When I started creating our organization four years ago, I was scared to death we were going to fail. My circumstances were:
- A one-year old child
- A wife that wanted to be a full-time, stay-at-home mom
- Only $36,000 saved in the bank
- No contracts signed with potential clients
- An idea that I thought MIGHT work
- No insurance or benefits
- No team members
- No start-up money
We were completely in unstable circumstances. I remember telling my wife, “If the $36,000 runs out, I’ll just go get a job somewhere.” The amount of fear I had was unreal. I was so scared that people wouldn’t buy into the idea, I would be rejected, I would not know how to run a business, my daughter wouldn’t see her dad because I would be gone all the time, etc.
Fear is a funny thing. In so many ways, the fear of failure is good when you are starting an organization. Fear of not being able to provide for your family is normal and not some crazy sin. The fear of the organization not making it off the ground drives us crazy – people that start things wake up early, go to bed late & lay it all on the line for a season of life.
For two years, it felt like I was going through hell. Long hours, less pay, no benefits, & not a lot of affirmation, but we were making it. I made so many mistakes, hired the wrong people, made stupid decisions to get into things we had no business getting into & more.
Then after two years of trial & error, the idea of The Rocket Company hit me. I learned that I wanted to create an organization that would scale, not one that demanded me to do everything. Over the last two years, our team has built something that really works. So, guess what happened, the 3rd idea I had actually works. As a founder, I’m shocked it worked. I literally felt like we would be a “struggling start up” forever.
Now that things are working, people come talk to us & say, “Wow, you have been successful.” Nobody used to take my calls, now I can get meetings with influential people. Our team is being built right & we have leaders, not just doers around The Rocket Company. All of a sudden I woke up one day & we were deemed “A Success” by some people. I don’t say this to brag, I say it to make this point.
I fear success more than failure.
Here is why the transition from scrappy start up to a sustainable organization has been very hard on me personally:
I want to be needed
I go to counseling & my counselor helped me realize that I have a desire to be needed by people. When I feel like I’m needed, I feel successful & full. This is bull crap & not true, but I buy into that desire to be needed. So in the beginning, I was the hero or the zero. I was needed on every decision & initiative. I felt so needed by the team & clients.

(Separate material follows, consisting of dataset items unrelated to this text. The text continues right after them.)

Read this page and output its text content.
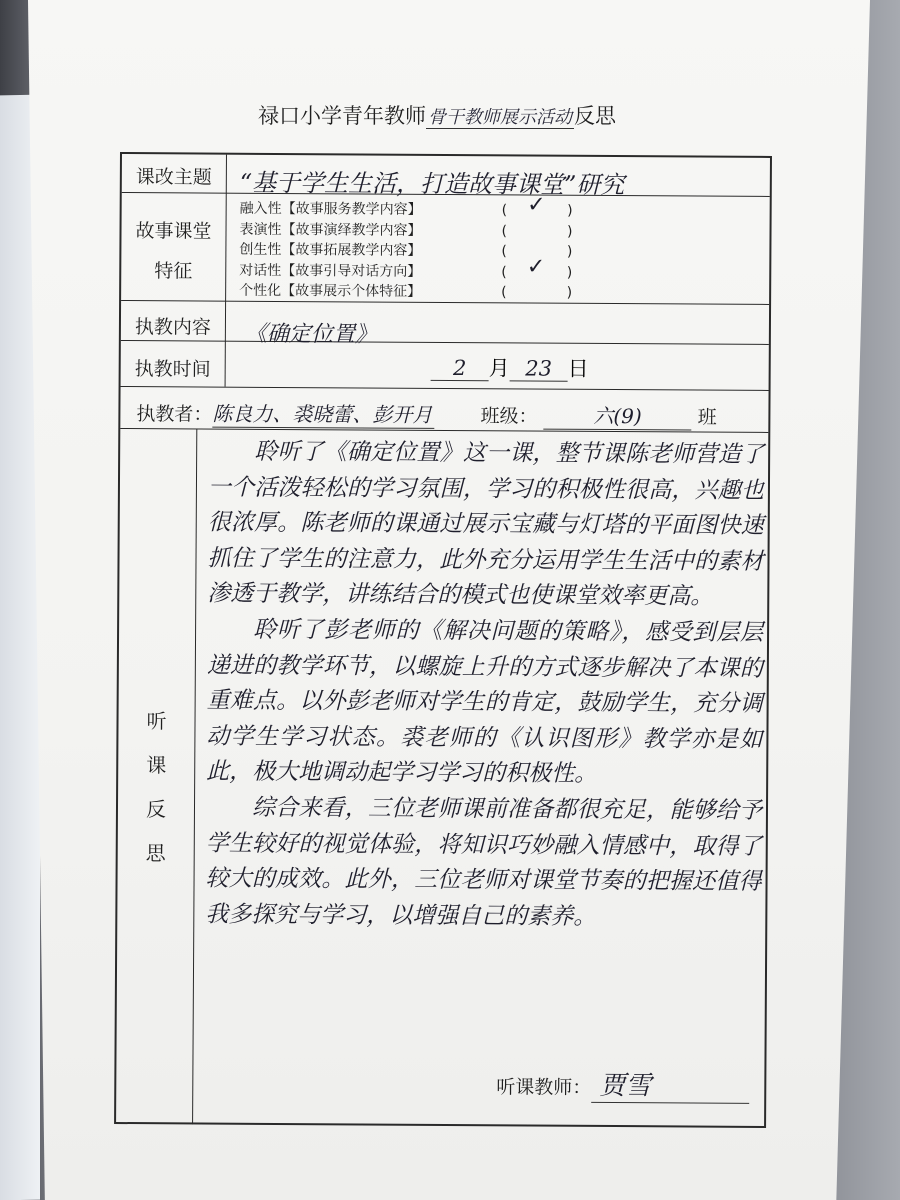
禄口小学青年教师 骨干教师展示活动反思
课改主题	“基于学生生活，打造故事课堂”研究
故事课堂
特征
融入性【故事服务教学内容】	( ✓ )
表演性【故事演绎教学内容】	(	)
创生性【故事拓展教学内容】	(	)
对话性【故事引导对话方向】	( ✓ )
个性化【故事展示个体特征】	(	)
执教内容	《确定位置》
执教时间	2 月 23 日
执教者：陈良力、裘晓蕾、彭开月	班级：	六(9)	班
听
课
反
思

聆听了《确定位置》这一课，整节课陈老师营造了一个活泼轻松的学习氛围，学习的积极性很高，兴趣也很浓厚。陈老师的课通过展示宝藏与灯塔的平面图快速抓住了学生的注意力，此外充分运用学生生活中的素材渗透于教学，讲练结合的模式也使课堂效率更高。

聆听了彭老师的《解决问题的策略》，感受到层层递进的教学环节，以螺旋上升的方式逐步解决了本课的重难点。以外彭老师对学生的肯定，鼓励学生，充分调动学生学习状态。裘老师的《认识图形》教学亦是如此，极大地调动起学习学习的积极性。

综合来看，三位老师课前准备都很充足，能够给予学生较好的视觉体验，将知识巧妙融入情感中，取得了较大的成效。此外，三位老师对课堂节奏的把握还值得我多探究与学习，以增强自己的素养。

听课教师： 贾雪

As we have grown, I have found that I’m not as needed. People don’t ask me to come to every meeting & I’m definitely not in on a lot of decisions. The two people that directly report to me are secure & not needy. When I wake up daily, I don’t feel needed for the organization to run & move forward. The brand has become bigger than my personality & now I’m not as needed.
I fear more success because of being needed less. But as I started to think about this I realized something. The organization isn’t me & I’m not the organization. Like a mom weans a baby a founder should wean the organization. I fear this now more than failing early on because there is so much more to lose. Being “needed” is the drug that keeps founders overbearing & stunting the growth of the organization.
Yes, I am currently scared to death for the organization to ride without training wheels, but I’m not going to let it stop me. I was scared to let my daughter play outside by herself for the first time a few years ago too, but now it’s where her best memories are made with friends. So what am I doing to wean The Rocket Company from me?
1. I hired Les McKeown as my paid coach
Les is a paid coach that helps me, but also tells me tough things. He gets onto me & calls me out for my organization & leadership sins. I don’t know why every person on earth doesn’t hire Les. He is a complete genius & will help any organization scale.
2. I submitted to a Board
We formalized our board. The board is made up of very, very, very smart people. They GOT IN MY GRILL on our first board retreat & helped me see that I was the issue when it came to scaling The Rocket Company.
3. I am saying, “No”
We created a “What can only Casey do” grid. It has 4 things on it & for the first time in my life, I’m saying No to stuff. It KILLS ME. I hate saying no to people. Being real honest… Just this morning I said NO to three opportunities that would have immediately put 74k in our bank account. Why? They aren’t core. Yes, they would be easy for me to do. Yes it made them mad that I would say no. Yes it was hard to turn that down. But saying No is our new mantra. It’s literally killing me to say no to people & opportunities but we are doing it every day.
4. I am holding it loosely
My friends David, Rodney, Chad, Louie, Michael & Phil help me keep things real. The reality is, the company will come & it will go. We will take what we do seriously, but hold it loosely & know that all of this is just an opportunity to serve & help people. If it goes away tomorrow, my self worth isn’t completely tied to it. I still struggle with this but I’m working hard to just hold it all loosely & know that God really is at work & holds all things together.